Dazu gehört die Legalisierung von Abtreibungen und dass entsprechende Strukturen geschaffen werden, sie vornehmen zu lassen. Deutschland entspricht diesen Anforderungen nicht.
Hauptursache ist der § 218, der seit über 150 Jahren im Strafgesetzbuch steht. Er stellt nicht nur Abtreibungen unter Strafe; seine Existenz führt dazu, dass sie von viel zu wenigen Ärzt:innen durchgeführt und bis heute nicht angemessen in der medizinischen Ausbildung gelehrt werden. Sie werden zudem schlecht vergütet und sind für niedergelassene Ärzt:innen nicht sonderlich attraktiv.
Die andere Ursache sind die Verflechtungen der Kirchen mit den Regierungen und die Privatisierung der Krankenhäuser zu immer größeren Klinikkonzernen: So berufen sich Politiker:innen, die gegen legale Abtreibungen sind, auf willkürlich und religiös abgeleitete Definitionen von „werdendem Leben“ – die sich im Laufe der Jahrhunderte auch immer wieder geändert haben. Und es führen Krankenhäuser, an denen die Caritas beteiligt ist, keine Abtreibungen durch – selbst wenn sie den staatlichen Versorgungsauftrag sicherstellen, und von den Landesregierungen hohe Investitionskostenzuschüsse dafür erhalten. Auch andere private Klinikkonzerne bieten keinen Abtreibungen an.
Nötig wären daher:
- Schwangerschaftsabbrüche aus dem Strafgesetzbuch herauszunehmen und dass deren Kosten von den Krankenkassen übernommen werden.
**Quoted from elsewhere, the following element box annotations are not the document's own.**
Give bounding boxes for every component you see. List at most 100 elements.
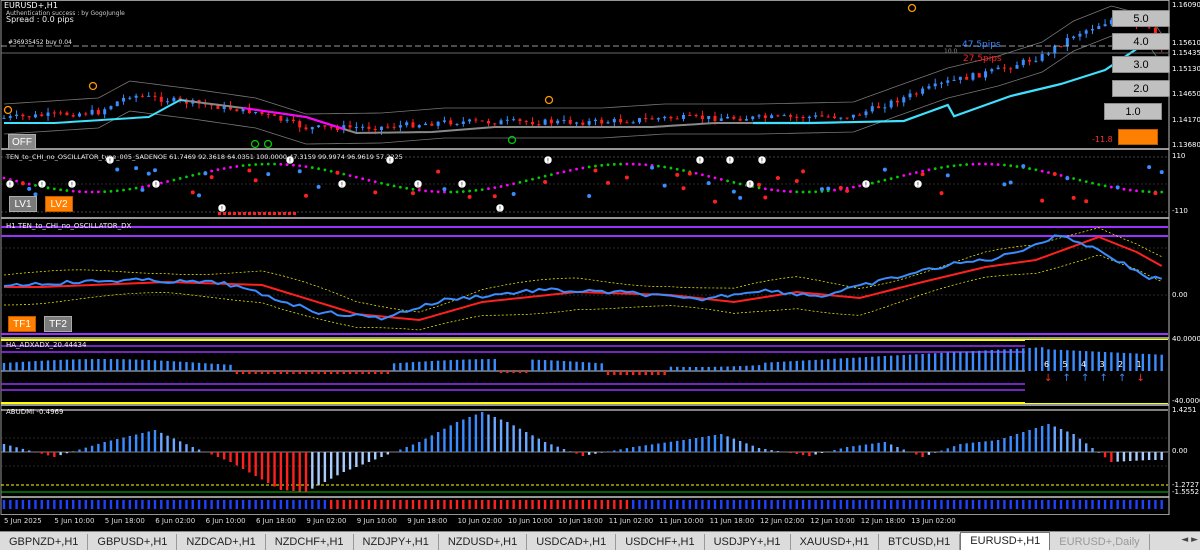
osc-dot <box>493 194 497 198</box>
osc-dot <box>122 189 125 192</box>
trend-strip-bar <box>884 500 886 509</box>
tab-eurusd-h1[interactable]: EURUSD+,H1 <box>960 532 1050 550</box>
candle-body <box>65 113 68 115</box>
tf1-button[interactable]: TF1 <box>8 316 36 332</box>
candle-body <box>1015 65 1018 69</box>
abudmi-histogram-bar <box>437 432 439 452</box>
osc-dot <box>198 172 201 175</box>
abudmi-histogram-bar <box>141 433 143 452</box>
adx-histogram-bar <box>645 371 647 375</box>
lv1-button[interactable]: LV1 <box>9 196 37 212</box>
trend-strip-bar <box>1072 500 1074 509</box>
chart-canvas[interactable]: !!!!!!!!!!!!!!!!!!! <box>0 0 1200 531</box>
moving-average-line <box>4 100 186 123</box>
abudmi-histogram-bar <box>720 434 722 452</box>
osc-dot <box>342 173 345 176</box>
adx-histogram-bar <box>103 359 105 371</box>
tab-eurusd-daily[interactable]: EURUSD+,Daily <box>1050 534 1149 550</box>
candle-body <box>732 117 735 119</box>
tf2-button[interactable]: TF2 <box>44 316 72 332</box>
abudmi-histogram-bar <box>764 449 766 452</box>
tab-nzdchf-h1[interactable]: NZDCHF+,H1 <box>266 534 354 550</box>
osc-dot <box>247 168 251 172</box>
trend-strip-bar <box>154 500 156 509</box>
candle-body <box>921 89 924 94</box>
trend-strip-bar <box>752 500 754 509</box>
tab-gbpusd-h1[interactable]: GBPUSD+,H1 <box>88 534 177 550</box>
osc-dot <box>380 182 383 185</box>
trend-strip-bar <box>1035 500 1037 509</box>
tab-usdjpy-h1[interactable]: USDJPY+,H1 <box>705 534 791 550</box>
candle-body <box>141 96 144 97</box>
abudmi-histogram-bar <box>154 430 156 452</box>
candle-body <box>764 115 767 118</box>
tab-gbpnzd-h1[interactable]: GBPNZD+,H1 <box>0 534 88 550</box>
trend-strip-bar <box>343 500 345 509</box>
tab-nzdcad-h1[interactable]: NZDCAD+,H1 <box>177 534 265 550</box>
adx-histogram-bar <box>3 363 5 371</box>
tab-xauusd-h1[interactable]: XAUUSD+,H1 <box>791 534 879 550</box>
candle-body <box>934 84 937 87</box>
time-axis-label: 9 Jun 18:00 <box>407 517 447 525</box>
adx-histogram-bar <box>1123 353 1125 371</box>
lv2-button[interactable]: LV2 <box>45 196 73 212</box>
adx-histogram-bar <box>437 361 439 371</box>
osc-dot <box>701 173 704 176</box>
trend-strip-bar <box>1041 500 1043 509</box>
adx-histogram-bar <box>223 364 225 371</box>
candle-body <box>984 71 987 77</box>
close-order-button[interactable] <box>1118 129 1158 145</box>
osc-dot <box>27 187 31 191</box>
osc-dot <box>757 183 761 187</box>
osc-dot <box>456 190 459 193</box>
osc-dot <box>965 163 968 166</box>
trend-strip-bar <box>97 500 99 509</box>
osc-dot <box>890 177 893 180</box>
candle-body <box>833 117 836 119</box>
osc-dot <box>128 188 131 191</box>
adx-histogram-bar <box>582 362 584 371</box>
osc-dot <box>826 187 830 191</box>
abudmi-histogram-bar <box>66 452 68 453</box>
abudmi-histogram-bar <box>72 451 74 452</box>
adx-histogram-bar <box>468 359 470 371</box>
tab-usdcad-h1[interactable]: USDCAD+,H1 <box>527 534 616 550</box>
time-axis-label: 11 Jun 10:00 <box>659 517 703 525</box>
off-button[interactable]: OFF <box>8 134 36 150</box>
adx-histogram-bar <box>286 371 288 374</box>
time-axis-label: 12 Jun 18:00 <box>861 517 905 525</box>
adx-histogram-bar <box>997 350 999 371</box>
osc-dot <box>997 163 1000 166</box>
lot-4-button[interactable]: 4.0 <box>1112 33 1170 50</box>
abudmi-histogram-bar <box>1010 436 1012 452</box>
adx-histogram-bar <box>808 360 810 371</box>
lot-3-button[interactable]: 3.0 <box>1112 56 1170 73</box>
abudmi-histogram-bar <box>613 450 615 452</box>
osc-dot <box>940 166 943 169</box>
candle-body <box>575 123 578 124</box>
alert-marker-glyph: ! <box>221 206 223 213</box>
trend-strip-bar <box>368 500 370 509</box>
lot-5-button[interactable]: 5.0 <box>1112 10 1170 27</box>
trend-strip-bar <box>733 500 735 509</box>
adx-histogram-bar <box>833 359 835 371</box>
osc-dot <box>1060 174 1063 177</box>
tab-nzdusd-h1[interactable]: NZDUSD+,H1 <box>439 534 527 550</box>
lot-1-button[interactable]: 1.0 <box>1104 103 1162 120</box>
osc-dot <box>424 189 427 192</box>
osc-dot <box>939 191 943 195</box>
tab-btcusd-h1[interactable]: BTCUSD,H1 <box>879 534 960 550</box>
moving-average-line <box>186 101 343 129</box>
lot-2-button[interactable]: 2.0 <box>1112 80 1170 97</box>
adx-histogram-bar <box>456 360 458 371</box>
candle-body <box>298 121 301 127</box>
trend-strip-bar <box>682 500 684 509</box>
tab-usdchf-h1[interactable]: USDCHF+,H1 <box>616 534 704 550</box>
osc-dot <box>185 175 188 178</box>
trend-strip-bar <box>431 500 433 509</box>
osc-dot <box>732 181 735 184</box>
tab-nzdjpy-h1[interactable]: NZDJPY+,H1 <box>354 534 439 550</box>
osc-dot <box>795 190 798 193</box>
osc-dot <box>606 181 610 185</box>
tab-scroll-arrows[interactable]: ◄ ► <box>1181 535 1198 545</box>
- Kostenlose Verhütungsmittel und das Recht auf gute Beratung, damit sie richtig und so effektiv wie möglich angewendet werden.
- Die Pflicht von Krankenhäusern mit staatlichem Versorgungsauftrag, Abtreibungen durchzuführen, und dafür geeignete personelle, räumliche und medizinische Kapazitäten vorzuhalten, die sich an der Einwohnerzahl eines Bundeslandes bemessen, bzw. auf Grundlage der Metropolfunktion großer Städte.
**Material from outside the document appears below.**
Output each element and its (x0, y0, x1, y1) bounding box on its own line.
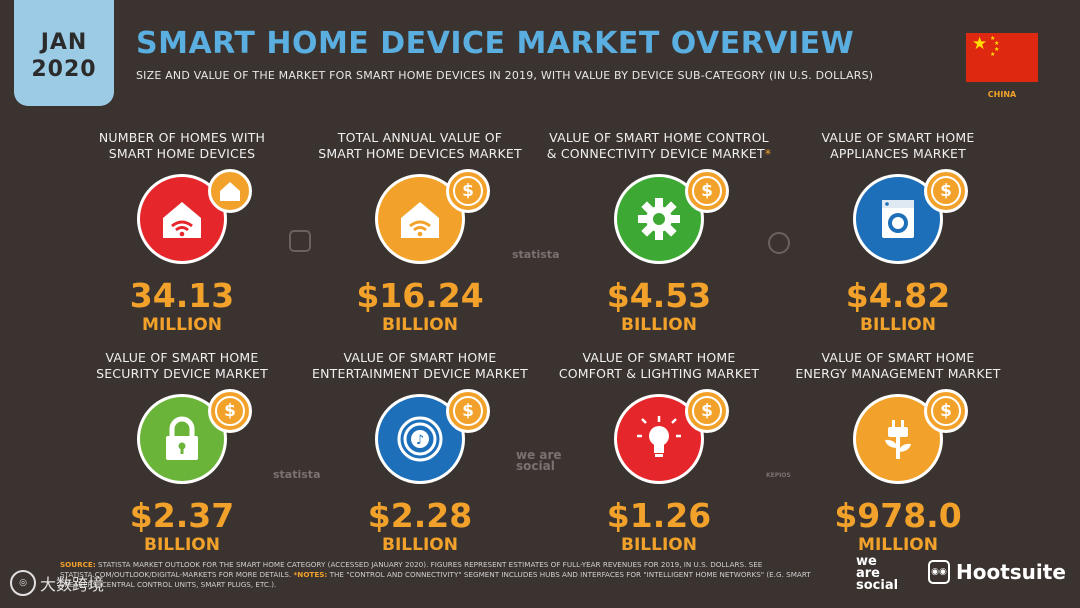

- Freie Wahl von Ärzt:innen, die Abtreibungen durchführen sowie freie Wahl der Abtreibungsmethode – und die entsprechende Aufklärung darüber.
- Umfassende und fachlich angemessene Beratungsangebote für Menschen jeden Alters und in jeder Reproduktionsphase zur Familienplanung. Abschaffung der Zwangsberatung und der Fristen, die ebenfalls noch im Strafgesetzbuch stehen. Sexuelle Bildungsangebote von Anfang an – für Kinder, Eltern, Großeltern, Erziehungs- und Pflegepersonal.
Der internationale Tag für sichere Schwangerschaftsabbrüche ist notweniger denn je. Er ist ein Tag für Demokratie, Menschenrechte und soziale Gerechtigkeit. Der Safe Abortion Day ist auch Widerstandstag gegen die Feind:innen reproduktiver Selbstbestimmung: Abtreibungsgegner:innen sind antifeministische Demokratiefeinde, die Menschenrechte missachten.
Es geht ihnen nicht um den Schutz von Leben sondern um Dogmen. Ihr ideologisches Fundament begründet sich auf Gebärzwang, Entmündigung von Menschen und ist zudem häufig rassistisch und nationalistisch motiviert: Oft wird Angst vor dem Aussterben eines Volkes geschürt, während Zugewanderte, die mit vielen Kindern leben, ausgegrenzt und diskriminiert werden.
Sexualität muss genossen werden dürfen – zu jeder Zeit, in jedem Alter. Familienplanung muss individuellen Wünschen und Bedürfnissen entsprechen. Staat und Gesellschaft haben die Voraussetzungen zu treffen, dass diese Freiheitsrechte, die wesentliche Aspekte von Gesundheit und Wohlbefinden sind, verwirklicht werden.